4) Encorajando todo o tipo de cooperação, assim como as comunas agrícolas de camponeses médios, os representantes do Poder Soviético não devem consentir a mínima coacção na sua criação. Só têm valor as associações criadas pelos camponeses por sua livre iniciativa e cujas vantagens foram verificadas por eles na prática. A excessiva precipitação nesta matéria é prejudicial, pois só reforçará as prevenções do campesinato médio contra as inovações. Aos representantes do Poder Soviético que se permitam empregar a coacção não só directa, mas mesmo indirecta, para agrupar os camponeses nas comunas, devem ser exigidas as mais severas responsabilidades e devem ser afastados do trabalho no campo.
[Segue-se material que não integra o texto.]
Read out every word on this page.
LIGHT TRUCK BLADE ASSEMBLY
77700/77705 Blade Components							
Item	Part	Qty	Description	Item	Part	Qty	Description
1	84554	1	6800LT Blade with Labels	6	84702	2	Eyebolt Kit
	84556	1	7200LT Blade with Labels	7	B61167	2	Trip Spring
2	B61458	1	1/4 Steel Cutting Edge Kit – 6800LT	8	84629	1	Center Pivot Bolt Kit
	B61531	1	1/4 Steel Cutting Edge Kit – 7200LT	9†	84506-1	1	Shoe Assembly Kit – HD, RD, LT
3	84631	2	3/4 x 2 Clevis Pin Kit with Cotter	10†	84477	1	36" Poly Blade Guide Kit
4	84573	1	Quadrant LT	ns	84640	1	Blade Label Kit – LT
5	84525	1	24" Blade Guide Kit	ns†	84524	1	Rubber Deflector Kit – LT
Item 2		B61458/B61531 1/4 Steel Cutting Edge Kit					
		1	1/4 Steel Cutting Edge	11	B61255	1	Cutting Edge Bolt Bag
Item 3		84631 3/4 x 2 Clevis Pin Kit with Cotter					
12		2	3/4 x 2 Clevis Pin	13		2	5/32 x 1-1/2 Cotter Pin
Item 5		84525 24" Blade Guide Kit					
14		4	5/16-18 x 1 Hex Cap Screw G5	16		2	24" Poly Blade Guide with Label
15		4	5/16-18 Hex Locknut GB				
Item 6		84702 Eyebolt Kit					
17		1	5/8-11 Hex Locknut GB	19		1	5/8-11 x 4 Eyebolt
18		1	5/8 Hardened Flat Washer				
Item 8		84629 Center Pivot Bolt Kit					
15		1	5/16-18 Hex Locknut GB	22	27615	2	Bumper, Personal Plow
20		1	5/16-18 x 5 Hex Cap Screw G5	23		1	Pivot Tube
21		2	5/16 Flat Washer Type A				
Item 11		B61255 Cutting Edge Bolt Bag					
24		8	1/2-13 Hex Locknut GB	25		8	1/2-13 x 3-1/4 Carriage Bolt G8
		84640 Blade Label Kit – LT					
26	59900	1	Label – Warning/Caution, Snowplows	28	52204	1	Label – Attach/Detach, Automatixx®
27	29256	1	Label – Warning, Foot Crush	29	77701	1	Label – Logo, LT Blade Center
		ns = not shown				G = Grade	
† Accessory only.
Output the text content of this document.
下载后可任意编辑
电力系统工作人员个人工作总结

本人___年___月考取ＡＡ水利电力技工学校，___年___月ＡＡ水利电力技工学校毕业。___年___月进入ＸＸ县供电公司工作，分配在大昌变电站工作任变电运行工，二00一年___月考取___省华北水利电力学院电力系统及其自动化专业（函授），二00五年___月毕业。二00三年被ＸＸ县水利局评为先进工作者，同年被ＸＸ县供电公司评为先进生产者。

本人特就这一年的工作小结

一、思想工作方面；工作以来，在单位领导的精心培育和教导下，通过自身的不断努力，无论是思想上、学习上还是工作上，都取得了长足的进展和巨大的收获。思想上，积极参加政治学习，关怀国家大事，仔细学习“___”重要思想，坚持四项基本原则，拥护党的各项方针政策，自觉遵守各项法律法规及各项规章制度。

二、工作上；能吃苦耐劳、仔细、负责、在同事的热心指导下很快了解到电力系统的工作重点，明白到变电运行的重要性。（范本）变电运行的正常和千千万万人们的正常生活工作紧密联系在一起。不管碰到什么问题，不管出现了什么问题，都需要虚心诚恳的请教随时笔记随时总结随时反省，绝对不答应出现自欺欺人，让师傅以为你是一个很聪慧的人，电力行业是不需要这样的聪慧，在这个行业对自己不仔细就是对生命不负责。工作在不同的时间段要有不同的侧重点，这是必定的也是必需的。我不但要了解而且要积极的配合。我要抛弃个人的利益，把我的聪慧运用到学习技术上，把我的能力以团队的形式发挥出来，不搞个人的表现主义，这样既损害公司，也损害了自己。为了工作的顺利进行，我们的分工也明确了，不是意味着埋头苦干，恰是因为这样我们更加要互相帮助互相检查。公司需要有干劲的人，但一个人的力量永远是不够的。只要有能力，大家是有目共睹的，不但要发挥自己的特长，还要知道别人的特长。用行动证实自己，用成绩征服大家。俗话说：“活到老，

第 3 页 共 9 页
5) Todas as requisições arbitrárias, isto é, que não se baseiem em indicações precisas das leis do poder central, devem ser implacavelmente castigadas. O Congresso insiste no reforço neste aspecto do controlo do Comissariado do Povo da Agricultura, do Comissariado do Povo do Interior e do CECR(4*).

6) No momento actual, a extrema ruína, provocada em todos os países do mundo por quatro anos de guerra imperialista em defesa dos interesses expoliadores dos capitalistas e particularmente agudizada na Rússia, coloca os camponeses médios numa situação difícil. Tendo isto em conta, a lei do Poder Soviético sobre o imposto extraordinário, diferentemente de todas as leis de todos os governos burgueses do mundo, insiste em que o peso do imposto recaia inteiramente sobre os kulaques, sobre os representantes pouco numerosos do campesinato explorador, que acumulou grandes riquezas durante a guerra. Mas o campesinato médio deve pagar um imposto extraordinariamente moderado, apenas numa proporção plenamente de acordo com as suas possibilidades e que não seja excessiva para ele. O partido exige que, em relação ao campesinato médio, a percepção do imposto extraordinário seja atenuada em todos os casos, e que não se hesite mesmo em diminuir a soma total do imposto.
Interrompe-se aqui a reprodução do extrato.